The product I am developing comprises a Windows 10 IoT client PC that needs to be joined to the Windows AD server 2019 domain at the customer site. I was analyzing the utility DJoin provided by Microsoft to achieve this via an offline domain join. The requirement is that the customer should be able to execute this utility with a domain user who is not an administrator. This would imply that the prompt used to execute DJoin to provision a blob file will not have elevated privileges. In the official MS documentation, it is stated that elevation is required. However, when I tested on my test Windows systems, DJoin provisioning executed as intended without any elevation (regular prompt) sometimes and needed the elevation otherwise.
- Could you please give an official confirmation on the usage of the utility?
- Does it need elevation? If yes, is there any way to bypass this via group policies or registry settings?
- Is this utility recommended for usage on Windows 10 IoT client with Windows AD server 2019 LTSC?

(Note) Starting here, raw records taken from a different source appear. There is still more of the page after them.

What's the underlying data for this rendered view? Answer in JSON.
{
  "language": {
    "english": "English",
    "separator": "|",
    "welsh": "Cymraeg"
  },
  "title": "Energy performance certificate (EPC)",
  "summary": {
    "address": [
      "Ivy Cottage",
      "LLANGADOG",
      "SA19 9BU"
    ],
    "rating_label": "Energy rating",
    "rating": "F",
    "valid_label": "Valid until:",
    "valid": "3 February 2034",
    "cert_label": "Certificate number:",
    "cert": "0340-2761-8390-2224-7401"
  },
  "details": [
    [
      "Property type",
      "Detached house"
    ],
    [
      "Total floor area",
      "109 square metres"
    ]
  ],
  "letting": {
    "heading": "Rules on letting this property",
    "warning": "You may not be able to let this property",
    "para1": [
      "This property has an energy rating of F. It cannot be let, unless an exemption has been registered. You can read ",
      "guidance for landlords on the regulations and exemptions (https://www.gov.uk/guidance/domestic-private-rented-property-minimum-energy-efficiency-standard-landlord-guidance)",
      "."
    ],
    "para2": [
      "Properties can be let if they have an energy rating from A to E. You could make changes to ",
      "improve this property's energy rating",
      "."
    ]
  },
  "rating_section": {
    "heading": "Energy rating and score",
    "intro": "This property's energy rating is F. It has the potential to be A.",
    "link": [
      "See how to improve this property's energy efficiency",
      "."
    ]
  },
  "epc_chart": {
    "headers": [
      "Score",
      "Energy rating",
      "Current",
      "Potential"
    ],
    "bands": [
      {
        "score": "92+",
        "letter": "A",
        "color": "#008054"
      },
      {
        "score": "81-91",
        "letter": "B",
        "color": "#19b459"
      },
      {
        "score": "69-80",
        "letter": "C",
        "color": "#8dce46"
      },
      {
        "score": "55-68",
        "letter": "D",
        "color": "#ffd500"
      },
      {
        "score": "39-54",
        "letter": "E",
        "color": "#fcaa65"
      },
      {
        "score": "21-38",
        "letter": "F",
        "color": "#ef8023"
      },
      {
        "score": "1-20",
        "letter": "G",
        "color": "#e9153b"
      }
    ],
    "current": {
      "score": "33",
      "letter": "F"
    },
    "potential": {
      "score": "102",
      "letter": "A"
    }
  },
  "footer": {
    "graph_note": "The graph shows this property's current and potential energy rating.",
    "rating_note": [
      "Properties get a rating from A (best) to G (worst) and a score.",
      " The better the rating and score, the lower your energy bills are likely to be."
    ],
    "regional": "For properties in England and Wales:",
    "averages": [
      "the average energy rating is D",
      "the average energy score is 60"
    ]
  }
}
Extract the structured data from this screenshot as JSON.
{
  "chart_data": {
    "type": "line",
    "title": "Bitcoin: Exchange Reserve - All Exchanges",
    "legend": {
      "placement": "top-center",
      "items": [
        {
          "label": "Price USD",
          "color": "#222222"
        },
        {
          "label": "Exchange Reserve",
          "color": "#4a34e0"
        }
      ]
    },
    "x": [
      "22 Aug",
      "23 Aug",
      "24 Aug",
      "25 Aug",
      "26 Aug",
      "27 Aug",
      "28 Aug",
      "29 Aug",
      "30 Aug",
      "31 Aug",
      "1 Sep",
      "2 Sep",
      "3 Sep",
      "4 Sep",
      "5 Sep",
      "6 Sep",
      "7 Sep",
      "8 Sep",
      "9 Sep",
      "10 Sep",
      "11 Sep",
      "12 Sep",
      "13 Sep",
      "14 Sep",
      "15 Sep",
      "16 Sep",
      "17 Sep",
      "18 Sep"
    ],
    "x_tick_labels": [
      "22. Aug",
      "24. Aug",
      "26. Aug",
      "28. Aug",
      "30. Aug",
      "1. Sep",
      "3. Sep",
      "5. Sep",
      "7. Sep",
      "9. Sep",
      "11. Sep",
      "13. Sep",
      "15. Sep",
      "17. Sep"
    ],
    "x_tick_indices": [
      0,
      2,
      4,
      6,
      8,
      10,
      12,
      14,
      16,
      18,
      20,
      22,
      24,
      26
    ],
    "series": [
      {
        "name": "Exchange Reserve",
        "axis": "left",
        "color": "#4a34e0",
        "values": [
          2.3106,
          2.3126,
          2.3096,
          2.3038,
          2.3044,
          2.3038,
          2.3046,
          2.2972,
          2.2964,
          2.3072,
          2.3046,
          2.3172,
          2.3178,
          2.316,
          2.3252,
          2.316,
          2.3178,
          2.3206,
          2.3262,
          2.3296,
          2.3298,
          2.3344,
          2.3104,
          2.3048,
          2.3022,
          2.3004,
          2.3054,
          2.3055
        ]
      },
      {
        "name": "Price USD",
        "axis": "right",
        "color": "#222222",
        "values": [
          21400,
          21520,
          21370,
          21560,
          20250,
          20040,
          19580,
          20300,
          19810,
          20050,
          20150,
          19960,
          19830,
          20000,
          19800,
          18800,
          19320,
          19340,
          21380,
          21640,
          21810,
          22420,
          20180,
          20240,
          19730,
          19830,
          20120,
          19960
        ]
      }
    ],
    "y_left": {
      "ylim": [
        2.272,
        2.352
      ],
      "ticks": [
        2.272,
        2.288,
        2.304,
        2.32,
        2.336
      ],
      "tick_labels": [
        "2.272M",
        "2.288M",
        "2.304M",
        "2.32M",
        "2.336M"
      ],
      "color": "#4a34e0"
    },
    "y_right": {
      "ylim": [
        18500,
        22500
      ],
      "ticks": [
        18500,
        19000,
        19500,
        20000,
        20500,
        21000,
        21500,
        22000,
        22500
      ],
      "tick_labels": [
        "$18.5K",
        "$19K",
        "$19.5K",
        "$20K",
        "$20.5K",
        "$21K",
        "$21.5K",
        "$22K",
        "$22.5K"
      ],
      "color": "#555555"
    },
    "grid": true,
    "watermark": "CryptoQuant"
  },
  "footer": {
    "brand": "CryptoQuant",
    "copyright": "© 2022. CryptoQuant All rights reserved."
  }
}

Apart from DJoin, I would also like to know the effectiveness of the following approaches to achieve my goal.
- Is there a certificate that Windows AD server provides which, when applied on a client Windows PC, enables the PC to join the domain automatically without user credentials? This could be something like a trust-trustee relationship that is enforced by the presence of the certificate.
- How effective is the Imaging and Configuration Designer (ICD) from Windows ADK to achieve pre-planned domain joins at the customer site?